Comparison Contrast Custom Essay Writing Tip


Comparisons and Contrasts

When you set out to choose a topic, you want to be revealing something new and interesting. Often what you should be doing is looking for patterns, patterns of racist or sexist language, patterns of violence, patterns of religious or other cultural imagery, patterns that reveal character or values. The list could go on forever. The mere fact of the parallel or contrast, however, cannot be the argument of the paper. You need to make something of it. What questions do these comparisons and contrasts raise, and what answer might you suggest?

In "The Doubloon," a chapter in Moby Dick, several different characters each try to interpret the symbolic meaning of a gold coin stamped with the picture of a rooster, a volcano, and a tower. Each sees something of himself in the coin. Each projects his personal interests onto the coin, until at last the crazy black boy, Pip, says the coin is the ship's belly button, and he recounts the very old joke that if you unscrew your belly button, your buttocks will fall off. If we ever finally understood God's true and final meaning, suggests Melville, then the whole thing might just come to an end, earth and heavens rolled up like a scroll. Better to leave it a mystery.

We humans, however, cannot stop picking at that scab. Ever since Adam ate the apple, we have pursued knowledge regardless of the risk. We look at people and wonder about them; we watch the news and ask what is really going on; we suspect there is something between the lines or behind the text. We notice patterns of behavior and think "aha!" Why does Julie always date men who drink too much? Why is Fred so eager to convince us so often that he hates gays? One of the tricks of writing college papers is learning to look at our everyday behavior as if investigating the outlandish customs of some South Sea island tribe. Like Fox Mulder and Captain Ahab, we insist that the Truth is out there and we cannot rest until we have grasped it, no matter what the cost. What makes us tick, we want to know, and that very wanting is the ticking we would know about. The I wants to look itself in the eye but cannot stand outside of itself to see it-self directly. And so we endlessly chase our tails looking for clues to the meaning of it all. The patterns may be within any one text or between several texts, or between texts and television, or texts and politics, or texts and biology or computer science. Such patterns reveal something and thus raise questions that make excellent paper topics. In one of my published papers, I compare the love poetry of Emily Dickinson with Bob Dylan's album "Time Out of Mind" and argue that in each the absent lover is not some human but Christ. Such unexpected, cross-disciplinary parallels are dear to the hearts of humanities teachers.

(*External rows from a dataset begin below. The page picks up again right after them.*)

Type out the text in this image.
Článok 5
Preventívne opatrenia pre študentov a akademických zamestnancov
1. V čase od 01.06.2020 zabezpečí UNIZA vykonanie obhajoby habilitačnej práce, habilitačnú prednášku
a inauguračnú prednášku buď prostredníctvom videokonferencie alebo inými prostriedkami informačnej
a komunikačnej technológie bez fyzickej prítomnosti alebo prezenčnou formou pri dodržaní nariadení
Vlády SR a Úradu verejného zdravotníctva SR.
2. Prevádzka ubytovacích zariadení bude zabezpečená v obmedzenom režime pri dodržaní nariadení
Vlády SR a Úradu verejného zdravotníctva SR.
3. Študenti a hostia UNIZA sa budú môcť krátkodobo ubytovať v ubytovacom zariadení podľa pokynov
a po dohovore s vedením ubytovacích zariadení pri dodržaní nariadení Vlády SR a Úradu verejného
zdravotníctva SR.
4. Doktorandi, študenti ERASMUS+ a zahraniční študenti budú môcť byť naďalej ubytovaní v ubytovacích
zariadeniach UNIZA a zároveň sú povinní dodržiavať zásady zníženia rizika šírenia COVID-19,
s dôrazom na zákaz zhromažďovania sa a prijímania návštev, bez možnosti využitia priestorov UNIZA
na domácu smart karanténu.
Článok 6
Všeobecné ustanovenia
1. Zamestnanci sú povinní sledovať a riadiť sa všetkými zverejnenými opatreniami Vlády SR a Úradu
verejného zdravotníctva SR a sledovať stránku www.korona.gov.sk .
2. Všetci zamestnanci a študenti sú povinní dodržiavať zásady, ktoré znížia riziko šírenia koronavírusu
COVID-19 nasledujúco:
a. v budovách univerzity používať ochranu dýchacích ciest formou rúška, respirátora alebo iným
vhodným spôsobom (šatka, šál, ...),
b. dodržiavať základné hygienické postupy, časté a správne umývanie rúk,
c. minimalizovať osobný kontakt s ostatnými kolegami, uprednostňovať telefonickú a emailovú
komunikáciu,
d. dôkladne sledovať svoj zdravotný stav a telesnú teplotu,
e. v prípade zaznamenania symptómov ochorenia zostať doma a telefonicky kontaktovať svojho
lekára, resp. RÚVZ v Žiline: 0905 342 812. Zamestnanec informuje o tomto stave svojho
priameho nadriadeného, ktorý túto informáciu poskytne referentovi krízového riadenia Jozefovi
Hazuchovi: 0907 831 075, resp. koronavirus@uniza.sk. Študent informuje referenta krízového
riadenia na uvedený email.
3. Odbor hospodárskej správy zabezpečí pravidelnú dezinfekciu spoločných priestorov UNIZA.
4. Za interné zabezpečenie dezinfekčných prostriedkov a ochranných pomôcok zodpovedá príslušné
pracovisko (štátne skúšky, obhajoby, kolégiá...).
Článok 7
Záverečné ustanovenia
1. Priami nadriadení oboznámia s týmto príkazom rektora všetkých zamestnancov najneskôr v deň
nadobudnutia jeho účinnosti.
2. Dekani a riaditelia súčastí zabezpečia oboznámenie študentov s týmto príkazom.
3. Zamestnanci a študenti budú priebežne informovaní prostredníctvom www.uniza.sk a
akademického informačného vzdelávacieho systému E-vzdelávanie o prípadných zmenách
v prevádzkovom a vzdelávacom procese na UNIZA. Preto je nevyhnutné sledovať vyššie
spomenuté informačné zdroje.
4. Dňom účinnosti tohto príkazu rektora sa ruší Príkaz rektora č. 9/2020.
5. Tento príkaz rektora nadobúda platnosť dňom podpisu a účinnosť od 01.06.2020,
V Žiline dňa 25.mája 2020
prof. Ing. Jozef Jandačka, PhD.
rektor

A close cousin to the comparison essay is the contrast essay. Here, instead of similar patterns, we find differences that are revealing. Most people think that the many blacks who traveled north to Chicago from the south are generally alike, but black migrants from Alabama and those from Mississippi brought with them distinctly different habits and values. Uncovering hidden differences can be just as interesting as uncovering hidden comparisons. Some Baptists dunk and some Baptists sprinkle. Just what is that all about, anyway?

The best approach is to combine these two perspectives to show both comparison and contrast in the same paper and to develop an argument based on each. One of the classic examples of a good comparison-and-contrast essay is Bruce Catton "Grant and Lee." In this short essay, Catton uses the personal differences between these men to show the differences between the North and the South that led to the Civil War. Each man is portrayed as a representative of his region, and by the time Catton has shown us these two men, we understand why they fought and why both are revered as great Americans.